1RuntimeError: cuDNN error: CUDNN_STATUS_INTERNAL_ERROR

This typically indicates a CARLA server is consuming VRAM in the background. Kill all CARLA processes:

1bash scripts/clean_carla.sh

2.6.2 Unknown GPU Name: <gpu_name>

Register your GPU in the training configuration:

Step 1: Add your GPU name to the gpu_name function in lead/training/config_training.py.

Step 2: If your GPU supports bf16 (bfloat16), add it to both use_mixed_precision_training and use_gradient_scaler functions in the same file.

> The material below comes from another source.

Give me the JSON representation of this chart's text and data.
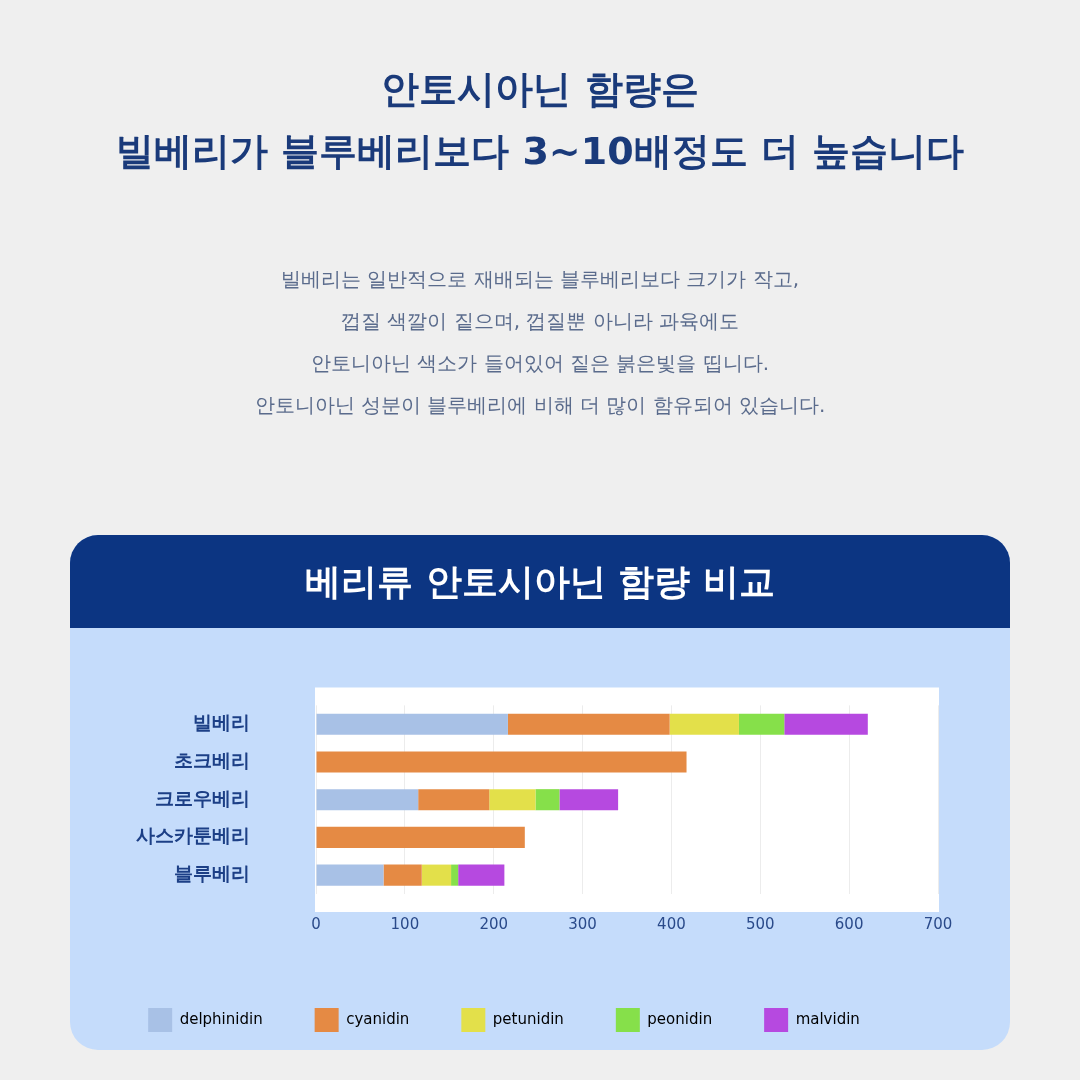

Why explicit registration? Mixed precision training (BF16) is opt-in rather than automatic. On some older GPUs like RTX 2080 Ti, BF16 can degrade training performance, so we require explicit configuration.

2.6.3 Unknown CARLA Root Path: <carla_root>

Register your CARLA dataset configuration in the target_dataset function in lead/training/config_training.py. Map your CARLA root path to the appropriate dataset configuration, which specifies the expected sensor setup and data format.

Why this design? This allows running training experiments while simultaneously collecting data with different sensor configurations. The target_dataset in lead/expert/config_expert.py controls which sensors are mounted on the expert vehicle during data collection.